Et un poème est un risque. Le travail de penser aussi est un risque. Penser ce qu'est un poème. Ce qui fait qu'un poème est un poème. Ce que doit être un poème pour être un poème. Et une pensée pour être de la pensée. Cette nécessité, penser inséparablement la valeur et la définition. Penser cette inséparation comme un universel du poème et de la pensée. Leur historicité, qui est leur nécessité.

Même si cette pensée est particulière, elle a par principe toujours eu lieu dans une pratique, elle sera nécessairement vraie toujours. Elle n'est donc nullement une leçon pour ce qu'on appelle le siècle à venir. Pas plus que le bilan académique du siècle. Cet effet de langage, l'effet-temporalité du signe. Le discontinu du siéclisme.

En somme, le poème manifeste et il y a à manifester pour le poème le refus de la séparation entre le langage et la vie. La reconnaître comme une opposition non entre le langage et la vie, mais entre une représentation du langage et une représentation de la vie. Ce qui resitue l'interdit prétendu d'Adorno (qu'il est barbare et impossible d'écrire des poèmes après Auschwitz), que certains pensent inverser en faisant jouer ce rôle d'inverseur à Paul Celan, alors qu'ils demeurent dans le même impensé, que montrait Wittgenstein par l'exemple de la douleur. Elle ne peut pas se dire. Mais justement un poème ne dit pas. Il fait.
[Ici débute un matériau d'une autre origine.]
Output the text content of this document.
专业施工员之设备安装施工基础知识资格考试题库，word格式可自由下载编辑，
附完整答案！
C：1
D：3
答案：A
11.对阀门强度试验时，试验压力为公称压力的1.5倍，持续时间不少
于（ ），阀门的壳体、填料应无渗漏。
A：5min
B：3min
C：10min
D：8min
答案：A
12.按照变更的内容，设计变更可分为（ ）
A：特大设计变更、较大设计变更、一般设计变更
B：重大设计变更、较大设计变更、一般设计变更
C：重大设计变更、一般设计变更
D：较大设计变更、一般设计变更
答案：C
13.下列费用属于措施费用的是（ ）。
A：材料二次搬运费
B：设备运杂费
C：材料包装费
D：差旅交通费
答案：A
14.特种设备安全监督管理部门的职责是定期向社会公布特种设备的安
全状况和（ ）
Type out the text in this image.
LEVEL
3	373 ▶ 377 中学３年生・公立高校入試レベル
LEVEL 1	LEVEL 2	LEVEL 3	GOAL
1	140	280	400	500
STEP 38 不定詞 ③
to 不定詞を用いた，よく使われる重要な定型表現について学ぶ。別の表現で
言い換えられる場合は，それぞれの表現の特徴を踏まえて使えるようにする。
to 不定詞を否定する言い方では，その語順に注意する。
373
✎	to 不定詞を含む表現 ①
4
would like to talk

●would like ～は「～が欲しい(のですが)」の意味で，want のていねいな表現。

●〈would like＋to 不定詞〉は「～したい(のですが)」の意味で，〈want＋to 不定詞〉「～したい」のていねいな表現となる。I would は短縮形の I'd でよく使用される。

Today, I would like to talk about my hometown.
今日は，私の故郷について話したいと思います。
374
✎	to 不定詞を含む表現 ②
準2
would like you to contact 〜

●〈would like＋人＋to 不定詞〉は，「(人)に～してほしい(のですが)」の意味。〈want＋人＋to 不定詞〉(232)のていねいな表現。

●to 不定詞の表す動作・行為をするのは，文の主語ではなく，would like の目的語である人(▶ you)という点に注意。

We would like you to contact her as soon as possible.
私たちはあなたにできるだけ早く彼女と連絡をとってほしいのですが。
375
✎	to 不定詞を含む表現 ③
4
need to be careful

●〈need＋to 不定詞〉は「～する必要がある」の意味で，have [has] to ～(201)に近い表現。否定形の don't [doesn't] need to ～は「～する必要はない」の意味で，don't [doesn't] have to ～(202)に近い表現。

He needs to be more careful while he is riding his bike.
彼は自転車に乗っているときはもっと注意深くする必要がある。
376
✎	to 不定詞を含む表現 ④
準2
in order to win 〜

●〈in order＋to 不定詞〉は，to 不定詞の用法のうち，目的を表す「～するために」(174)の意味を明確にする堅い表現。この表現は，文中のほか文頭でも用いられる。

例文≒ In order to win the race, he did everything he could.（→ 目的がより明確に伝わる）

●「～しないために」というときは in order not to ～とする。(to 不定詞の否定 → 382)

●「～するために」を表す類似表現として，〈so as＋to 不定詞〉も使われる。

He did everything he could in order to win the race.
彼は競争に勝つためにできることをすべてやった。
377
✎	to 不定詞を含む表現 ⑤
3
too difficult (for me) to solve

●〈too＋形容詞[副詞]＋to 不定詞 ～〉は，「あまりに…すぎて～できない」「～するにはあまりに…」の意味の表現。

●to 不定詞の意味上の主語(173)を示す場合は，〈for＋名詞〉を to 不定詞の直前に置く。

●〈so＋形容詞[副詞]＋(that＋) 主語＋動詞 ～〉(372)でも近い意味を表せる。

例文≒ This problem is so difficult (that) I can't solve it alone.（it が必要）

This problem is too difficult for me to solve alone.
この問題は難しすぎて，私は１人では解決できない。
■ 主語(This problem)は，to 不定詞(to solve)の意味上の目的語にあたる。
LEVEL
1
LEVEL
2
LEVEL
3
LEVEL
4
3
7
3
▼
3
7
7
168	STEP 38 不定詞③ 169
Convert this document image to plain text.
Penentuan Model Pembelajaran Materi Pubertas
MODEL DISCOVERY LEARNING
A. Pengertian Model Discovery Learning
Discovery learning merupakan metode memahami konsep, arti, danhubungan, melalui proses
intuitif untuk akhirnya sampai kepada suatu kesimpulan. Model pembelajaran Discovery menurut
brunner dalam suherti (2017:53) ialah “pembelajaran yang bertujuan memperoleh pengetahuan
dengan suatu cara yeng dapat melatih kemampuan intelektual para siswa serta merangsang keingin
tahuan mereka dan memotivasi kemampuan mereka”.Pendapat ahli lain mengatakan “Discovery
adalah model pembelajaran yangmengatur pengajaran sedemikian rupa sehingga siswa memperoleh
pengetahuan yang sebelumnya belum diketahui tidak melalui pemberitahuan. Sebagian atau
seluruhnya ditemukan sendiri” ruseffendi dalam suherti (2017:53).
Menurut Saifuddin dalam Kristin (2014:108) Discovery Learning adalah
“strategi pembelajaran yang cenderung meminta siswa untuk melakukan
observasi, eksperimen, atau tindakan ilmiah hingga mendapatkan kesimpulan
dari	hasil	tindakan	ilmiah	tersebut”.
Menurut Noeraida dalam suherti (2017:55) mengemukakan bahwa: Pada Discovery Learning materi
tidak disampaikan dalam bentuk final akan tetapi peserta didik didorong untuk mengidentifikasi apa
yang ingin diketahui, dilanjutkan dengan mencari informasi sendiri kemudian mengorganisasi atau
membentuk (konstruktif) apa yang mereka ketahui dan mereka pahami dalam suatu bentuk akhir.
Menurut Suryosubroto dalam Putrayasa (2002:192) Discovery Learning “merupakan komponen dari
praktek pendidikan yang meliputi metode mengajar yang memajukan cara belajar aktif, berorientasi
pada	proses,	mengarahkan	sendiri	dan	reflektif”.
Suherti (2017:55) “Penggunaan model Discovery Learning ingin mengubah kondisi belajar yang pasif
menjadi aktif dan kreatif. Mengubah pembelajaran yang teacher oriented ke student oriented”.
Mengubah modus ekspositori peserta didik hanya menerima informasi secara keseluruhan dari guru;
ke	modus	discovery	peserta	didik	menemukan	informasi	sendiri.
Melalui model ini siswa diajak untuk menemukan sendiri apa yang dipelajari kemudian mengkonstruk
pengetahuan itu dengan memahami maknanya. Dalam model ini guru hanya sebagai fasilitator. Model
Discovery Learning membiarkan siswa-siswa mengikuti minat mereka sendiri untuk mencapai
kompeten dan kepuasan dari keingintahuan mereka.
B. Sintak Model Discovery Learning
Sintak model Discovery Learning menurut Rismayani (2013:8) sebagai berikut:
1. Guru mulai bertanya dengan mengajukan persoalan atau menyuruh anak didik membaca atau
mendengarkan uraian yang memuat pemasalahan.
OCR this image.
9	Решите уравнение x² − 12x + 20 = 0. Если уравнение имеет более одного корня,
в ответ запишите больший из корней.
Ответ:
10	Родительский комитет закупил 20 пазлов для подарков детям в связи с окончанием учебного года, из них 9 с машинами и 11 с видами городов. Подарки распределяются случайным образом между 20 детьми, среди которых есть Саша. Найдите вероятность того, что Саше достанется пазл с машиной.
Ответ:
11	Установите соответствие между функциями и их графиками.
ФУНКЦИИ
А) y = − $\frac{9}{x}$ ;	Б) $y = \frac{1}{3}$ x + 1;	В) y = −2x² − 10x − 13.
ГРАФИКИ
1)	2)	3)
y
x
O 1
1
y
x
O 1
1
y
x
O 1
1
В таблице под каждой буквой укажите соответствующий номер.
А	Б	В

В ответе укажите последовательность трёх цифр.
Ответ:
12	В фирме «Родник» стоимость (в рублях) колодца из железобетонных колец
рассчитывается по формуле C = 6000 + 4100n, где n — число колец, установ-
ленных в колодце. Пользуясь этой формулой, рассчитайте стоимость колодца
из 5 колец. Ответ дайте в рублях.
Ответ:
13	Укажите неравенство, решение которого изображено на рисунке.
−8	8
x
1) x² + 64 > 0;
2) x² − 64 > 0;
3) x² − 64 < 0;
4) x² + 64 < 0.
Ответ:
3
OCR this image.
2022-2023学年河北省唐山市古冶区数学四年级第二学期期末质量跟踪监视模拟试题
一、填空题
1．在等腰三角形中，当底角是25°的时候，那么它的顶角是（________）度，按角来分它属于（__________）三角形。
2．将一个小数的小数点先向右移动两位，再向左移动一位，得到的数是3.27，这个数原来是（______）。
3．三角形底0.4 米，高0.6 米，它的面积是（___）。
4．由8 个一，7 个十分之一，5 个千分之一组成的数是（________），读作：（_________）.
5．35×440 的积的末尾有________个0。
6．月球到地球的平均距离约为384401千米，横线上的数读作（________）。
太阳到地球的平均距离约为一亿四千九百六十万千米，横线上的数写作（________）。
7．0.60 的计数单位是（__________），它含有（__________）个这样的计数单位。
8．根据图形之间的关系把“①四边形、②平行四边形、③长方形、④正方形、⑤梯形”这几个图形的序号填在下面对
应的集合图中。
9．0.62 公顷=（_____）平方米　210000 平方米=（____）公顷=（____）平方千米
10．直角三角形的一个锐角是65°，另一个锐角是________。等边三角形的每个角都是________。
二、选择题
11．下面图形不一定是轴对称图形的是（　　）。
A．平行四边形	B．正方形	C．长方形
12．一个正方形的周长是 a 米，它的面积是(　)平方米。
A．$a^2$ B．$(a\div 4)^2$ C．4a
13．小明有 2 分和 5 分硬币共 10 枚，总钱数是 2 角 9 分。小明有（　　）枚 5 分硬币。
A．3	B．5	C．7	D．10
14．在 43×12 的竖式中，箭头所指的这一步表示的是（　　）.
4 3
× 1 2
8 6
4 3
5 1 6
Et une pensée intervient.

Ces refus, tous ces refus sont indispensables pour que vienne un poème. À l'écriture. À la lecture. Pour que vivre se transforme en poème. Pour qu'un poème transforme vivre.

Le comble, dans ce qui prend des airs de paradoxe, c'est qu'il n'y est question que de truismes. Mais méconnus. C'est le comique de la pensée.

Mais c'est seulement par ces refus, qui sont les battements de la pensée, pour respirer dans l'irrespirable, que toujours il y a eu des poèmes. Et qu'une pensée du poème est nécessaire au langage, à la société.


NOTA BENE : Ceci constitue, le 2 novembre 1999, la deuxième et provisoirement définitive version.